郭太后咽了咽口水,答道:“些许边角之地,日后取回便是了。”
毌丘俭大惊失色:“太后,这是国家之事,岂能如此儿戏?”
郭太后的声音也冷了下来:“那卫将军还要怎样?朝廷去年征辽东,三万中军在外,根本无从援护。若是再从四方征召军队,朝廷各处临危,又当如何?”
“卫将军,许多事情不能仅从军事来论。今年损失的土地,明年取回不就行了吗?慢慢来,内外和睦一些,大家一起好好辅佐着执政。等到皇帝长大亲政,不就万事都好了吗?”
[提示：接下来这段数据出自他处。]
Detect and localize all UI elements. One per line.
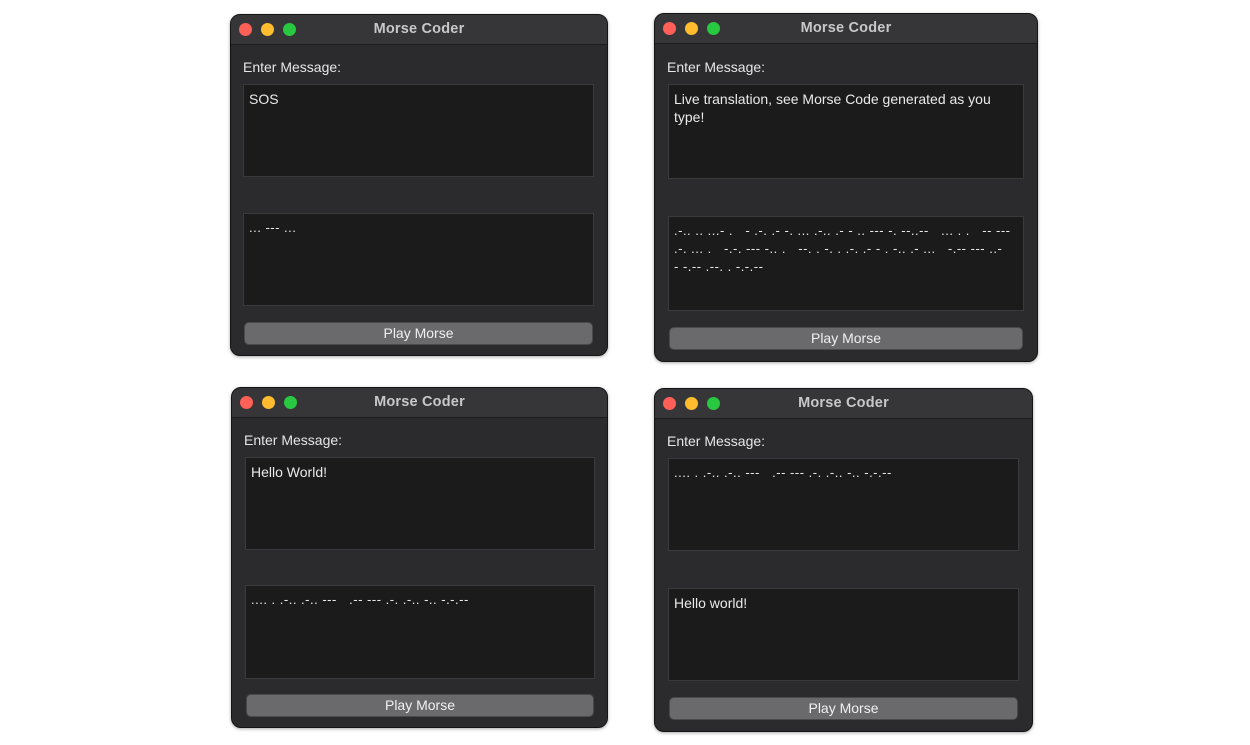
input-label: Enter Message: bbox=[667, 433, 766, 449]
message-input[interactable]: .... . .-.. .-.. --- .-- --- .-. .-.. -.… bbox=[668, 458, 1019, 551]
input-label: Enter Message: bbox=[243, 59, 342, 75]
message-input[interactable]: SOS bbox=[243, 84, 594, 177]
window-title: Morse Coder bbox=[800, 20, 892, 36]
morse-output[interactable]: .... . .-.. .-.. --- .-- --- .-. .-.. -.… bbox=[245, 585, 595, 679]
morse-coder-window-live: Morse Coder Enter Message: Live translat… bbox=[654, 13, 1038, 362]
message-input[interactable]: Hello World! bbox=[245, 457, 595, 550]
window-title: Morse Coder bbox=[373, 21, 465, 37]
play-morse-button[interactable]: Play Morse bbox=[246, 694, 594, 717]
window-title: Morse Coder bbox=[798, 395, 889, 411]
title-bar[interactable]: Morse Coder bbox=[232, 388, 607, 418]
morse-coder-window-sos: Morse Coder Enter Message: SOS ... --- .… bbox=[230, 14, 608, 356]
morse-coder-window-decode: Morse Coder Enter Message: .... . .-.. .… bbox=[654, 388, 1033, 732]
title-bar[interactable]: Morse Coder bbox=[655, 14, 1037, 44]
morse-output[interactable]: ... --- ... bbox=[243, 213, 594, 306]
input-label: Enter Message: bbox=[667, 59, 766, 75]
play-morse-button[interactable]: Play Morse bbox=[669, 697, 1018, 720]
play-morse-button[interactable]: Play Morse bbox=[669, 327, 1023, 350]
text-output[interactable]: Hello world! bbox=[668, 588, 1019, 681]
play-morse-button[interactable]: Play Morse bbox=[244, 322, 593, 345]
morse-coder-window-hello: Morse Coder Enter Message: Hello World! … bbox=[231, 387, 608, 728]
input-label: Enter Message: bbox=[244, 432, 343, 448]
title-bar[interactable]: Morse Coder bbox=[655, 389, 1032, 419]
message-input[interactable]: Live translation, see Morse Code generat… bbox=[668, 84, 1024, 179]
window-title: Morse Coder bbox=[374, 394, 465, 410]
morse-output[interactable]: .-.. .. ...- . - .-. .- -. ... .-.. .- -… bbox=[668, 216, 1024, 311]
title-bar[interactable]: Morse Coder bbox=[231, 15, 607, 45]
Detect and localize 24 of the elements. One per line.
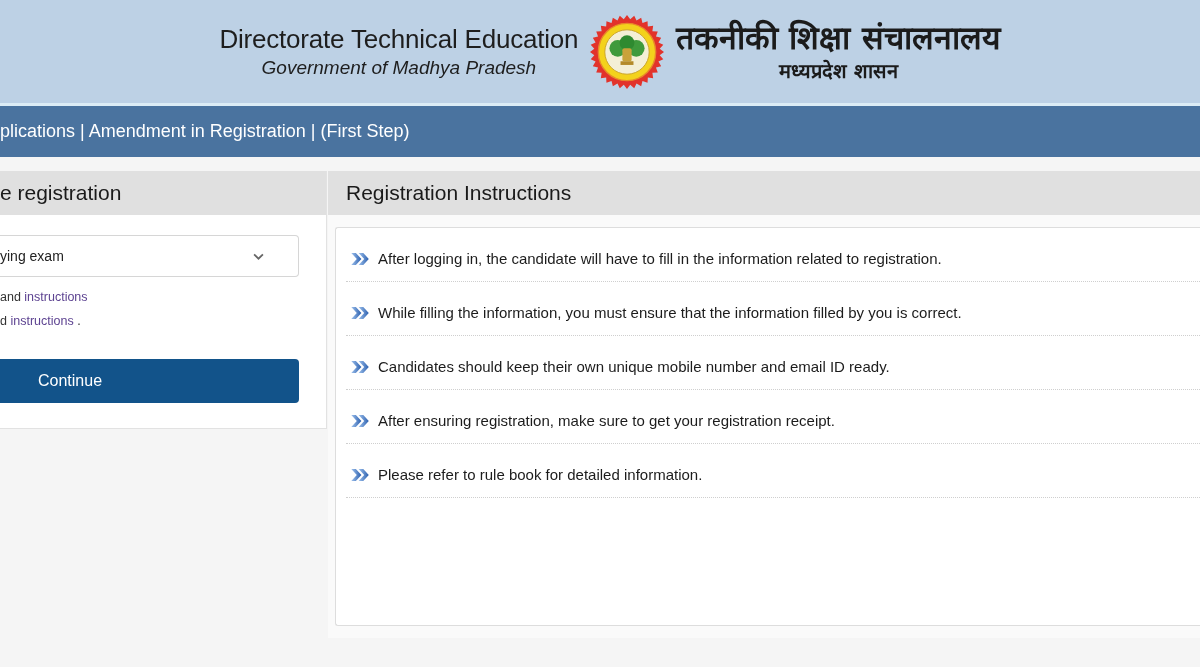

毌丘俭面色有些发白,他全然想不到明皇帝曹睿精挑细选的辅臣之首,和他口中素来有智谋的郭后,竟然是这样看待国事的。
还能说什么?还能怎么说?
毌丘俭此时,心中一半是愤怒,一半是凉意。
就在此时,郭太后继续说道:“卫将军,我明白你心里有委屈。但为了朝堂大局,还请你继续再忍耐一下吧。而且大将军为人宽厚,只去了录尚书事,却允了你都督冀、幽、并三州军事之权。”
郭太后声音稍稍拖着:“若这种权位都不成,那吾真不知道该如何是好了。”
局势已是这般,为人臣子,当计长远,不计当下。
毌丘俭不说话了,两颊咬紧,伏地叩首:“臣领太后美意,臣请告退。”
郭太后颔首。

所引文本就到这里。